Building With Numbers: Urban Development and Machine Learning

Building With Numbers Photo

Machine learning and cloud computing are supercharging urban development projects by helping teams find the best design and improve both sustainability and quality of life in neighborhoods.

Finding the right design for an urban project can have huge implications for the way people live—for example, by providing easy access to parks and public spaces or by meeting energy demands in a sustainable manner.

The United Nations expects that another 2.5 billion people will live in cities by 2050, and to ensure people can live comfortably, development projects will need to reflect their changing needs.

But it can take architects, developers, project managers and urban planners months to develop feasible ideas for urban developments. Normally, different teams focus on their own goals in their own areas of expertise, so when they meet to present their concepts to each other, they may not always be on the same page.

“A developer will talk in terms of spreadsheets and an architect will want to see a 3D model, while someone doing traffic analysis [of an urban development] will want to see a huge diagram,” said Douwe Osinga, director of engineering at Sidewalk Labs. “Everybody regroups, talks to their other people, they come back two weeks later, and it takes a very long time. The number of actual plans that you consider for a project is very low because you spend all this time talking across each other.”

Millions of design possibilities

This has serious implications for projects as it means the design may not be the best economy of scale, and residents might miss out on living in a neighborhood that gives them the best standards.

“The most obvious problem we often run into is the attention between affordability and quality of life,” Osinga said. “A developer wants to deliver a number of units, while the people who live in the city have certain requirements about their quality of life.”

Over the past year, Sidewalk Labs has been working on this problem for project managers. Last year, the team created a design tool prototype to help urban development teams find better design options than what common time and cost constraints normally allow.

In October 2020, Delve was launched. It uses machine learning and cloud computing to sort through millions of different combinations for urban development projects by looking at the core components of cities such as buildings, open spaces, amenities, streets and energy infrastructure.

The model was stress-tested by developer Quintain in a project at Wembley Park in London, England. The company used Delve to help design thousands of multifamily, build-to-rent homes on a 12-acre, mixed-use site.

To make the project financially viable, the team needed a number of units to be built, while meeting local daylight standards and preserving open space. But they were struggling to find a solution using traditional urban development methods.

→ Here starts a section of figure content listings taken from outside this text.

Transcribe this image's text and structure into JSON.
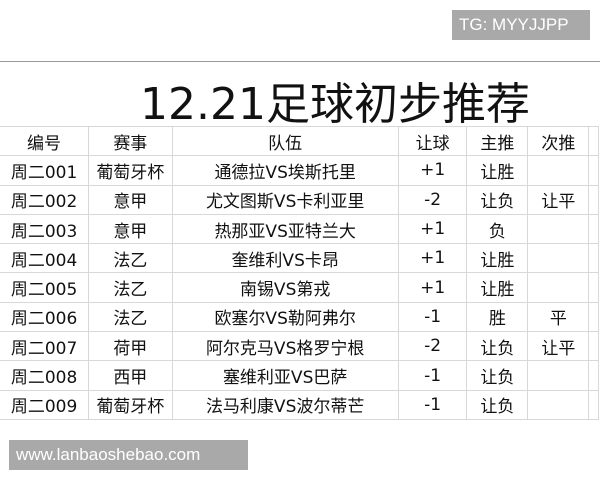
{
  "watermark_top": "TG: MYYJJPP",
  "watermark_bottom": "www.lanbaoshebao.com",
  "title": "12.21足球初步推荐",
  "headers": [
    "编号",
    "赛事",
    "队伍",
    "让球",
    "主推",
    "次推",
    ""
  ],
  "rows": [
    [
      "周二001",
      "葡萄牙杯",
      "通德拉VS埃斯托里",
      "+1",
      "让胜",
      ""
    ],
    [
      "周二002",
      "意甲",
      "尤文图斯VS卡利亚里",
      "-2",
      "让负",
      "让平"
    ],
    [
      "周二003",
      "意甲",
      "热那亚VS亚特兰大",
      "+1",
      "负",
      ""
    ],
    [
      "周二004",
      "法乙",
      "奎维利VS卡昂",
      "+1",
      "让胜",
      ""
    ],
    [
      "周二005",
      "法乙",
      "南锡VS第戎",
      "+1",
      "让胜",
      ""
    ],
    [
      "周二006",
      "法乙",
      "欧塞尔VS勒阿弗尔",
      "-1",
      "胜",
      "平"
    ],
    [
      "周二007",
      "荷甲",
      "阿尔克马VS格罗宁根",
      "-2",
      "让负",
      "让平"
    ],
    [
      "周二008",
      "西甲",
      "塞维利亚VS巴萨",
      "-1",
      "让负",
      ""
    ],
    [
      "周二009",
      "葡萄牙杯",
      "法马利康VS波尔蒂芒",
      "-1",
      "让负",
      ""
    ]
  ]
}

By using Delve, the project was able to analyze several different possibilities and find versions of the plan that could deliver more units and increase daylight and space for residents. Teams on the project could input their priorities in the system and get feedback about what potentially worked and did not.

“The developer can see this is the profit margin, this is number of units I can offer,” Osinga said. “The architect can look at the 3D version, and from a traffic analysis point of view, you can see where you expect a lot of people to gather and where more empty spaces are.”

Improving sustainability and quality of life

Osinga expects Delve will help make developments greener as well. The system has a built-in utility demand tool, which can give estimates on measures such as electricity use, waste and water, and rooftop solar intake.

For example, a project manager can see how much sunlight a roof gets and then decide which energy system is needed to give the development the best return on investment.

They can also experiment inside the system and find out what different designs would look like without it being a time-consuming, expensive process.

“If you are a project manager you might wonder what would happen if we increase the park space by 5%,” Osinga said. “What is the cost of that? Allowing people to play with the system should give them the freedom to figure out that they actually can afford to have five to 10 more parks.

Digital Exclusive article developed for Project Management Institute, Inc. by Joanne Frearson. Frearson is a U.K.-based business reporter.